In U.S. anti-terror sweeps following the 9/11 attacks, Hussayen was accused of "providing material support for terror," for allegedly serving as webmaster for a Muslim charity that the U.S. government called an al-Qaida front. He was cleared of all terror charges and returned to his native Saudi Arabia.

Nevin also won an acquittal for Kevin Harris, a friend of Randy Weaver's, accused of killing a U.S. marshal in the 1993 case that followed the federal siege on Weaver's Ruby Ridge compound.

The Pentagon's chief defense counsel for military commissions, Army Reserves Col. Steve David, was in the process of assigning another U.S. military lawyer or JAG, short for judge advocate general, to Mohammed's case.

Nevin and McKay have agreed to work as volunteer civilian defense counsel under a program sponsored by the American Civil Liberties Union and the National Association of Criminal Defense Lawyers.

Prince said in an interview that he would also add a paralegal, a translator and intelligence analyst to his team. Additionally, he was seeking Pentagon approval for a so-called "mitigation expert" on the case.

Prince said he anticipated "a very complex documentary case," with lots of evidence to sift through in light of U.S. government disclosures that Mohammed had been held four years incommunicado, never seen a lawyer and was subjected to White House approved "enhanced interrogation techniques."
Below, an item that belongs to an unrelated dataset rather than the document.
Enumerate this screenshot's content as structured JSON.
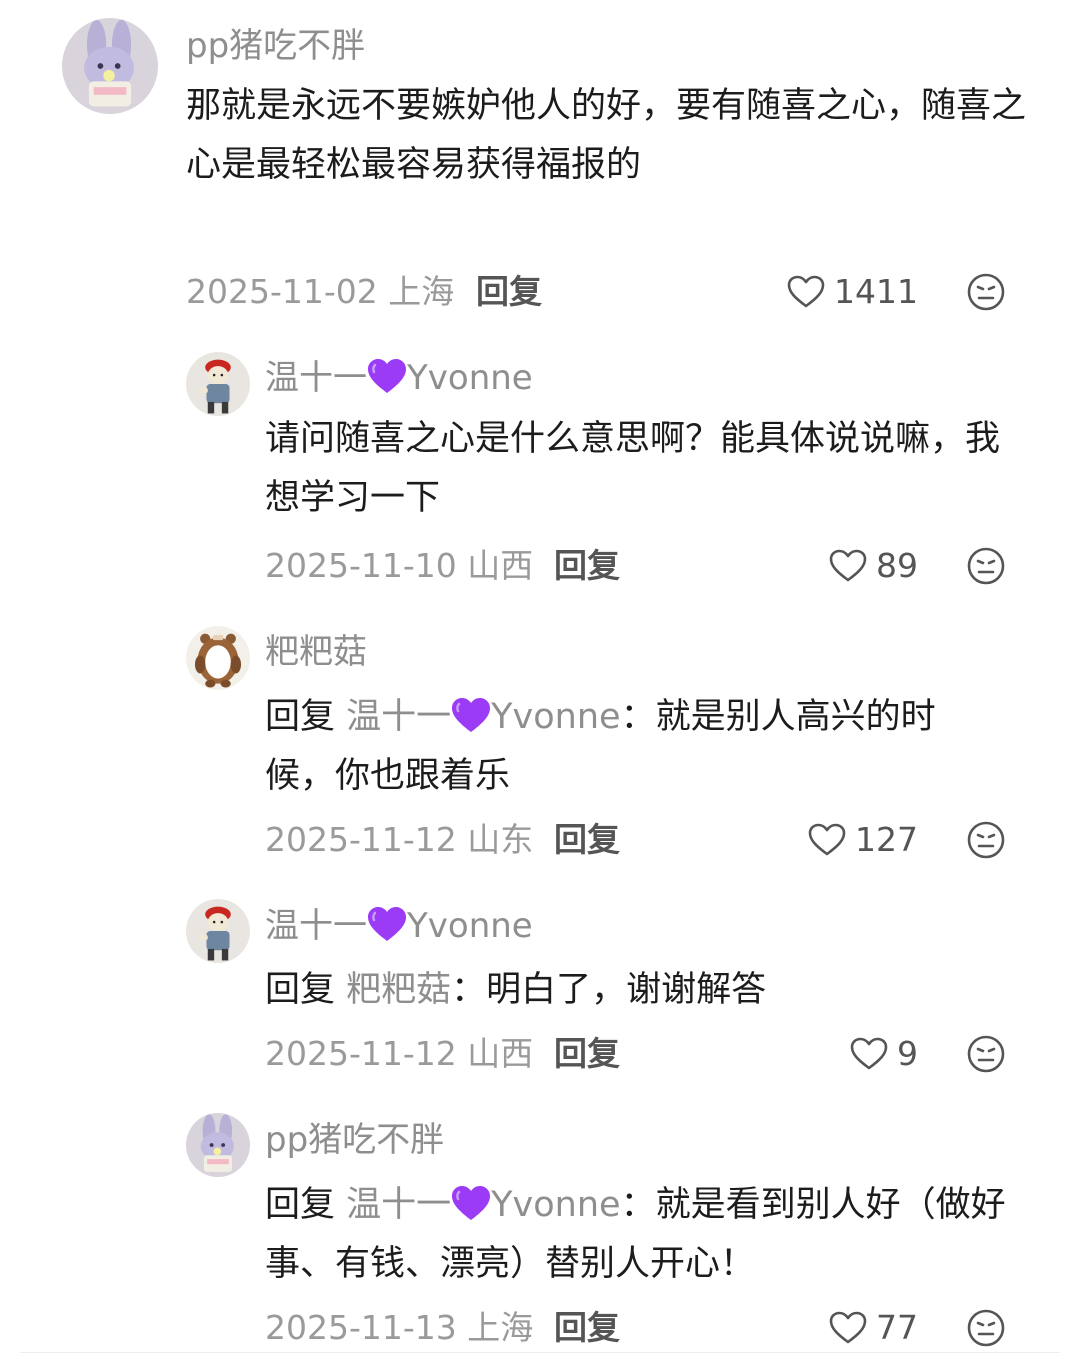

The CIA has confirmed that Mohammed was among three war-on-terror captives who was waterboarded in U.S. custody, a simulated drowning technique that Prince flatly labeled "torture."

Ultimately, under military commissions rules, it will be up to Mohammed to decide whether he will accept any of the attorneys.

In recent, non-capital cases brought before to the military commissions, three alleged al-Qaida foot soldiers have fired their Pentagon-paid defense lawyers, and said they would boycott their trials.

In those cases, conviction carries life in prison. Acquittal likewise means likely continued detention as the U.S. government argues that "enemy combatants" can be held at Guantanamo until the end of hostilities in the global war on terror.

In capital cases, conviction could carry execution although no system for carrying out the death penalty has been established at Guantanamo.

Prince said he hoped to introduce himself to Mohammed in coming weeks, after getting special security clearances governing former CIA held detainees at the remote U.S. Navy base.

Nevin and McKay need the same clearances and would meet him later, if Mohammed agrees to their volunteering to work on the case. It is believed that neither have ever visited the offshore detention center.

Both men declined through an assistant to comment Monday.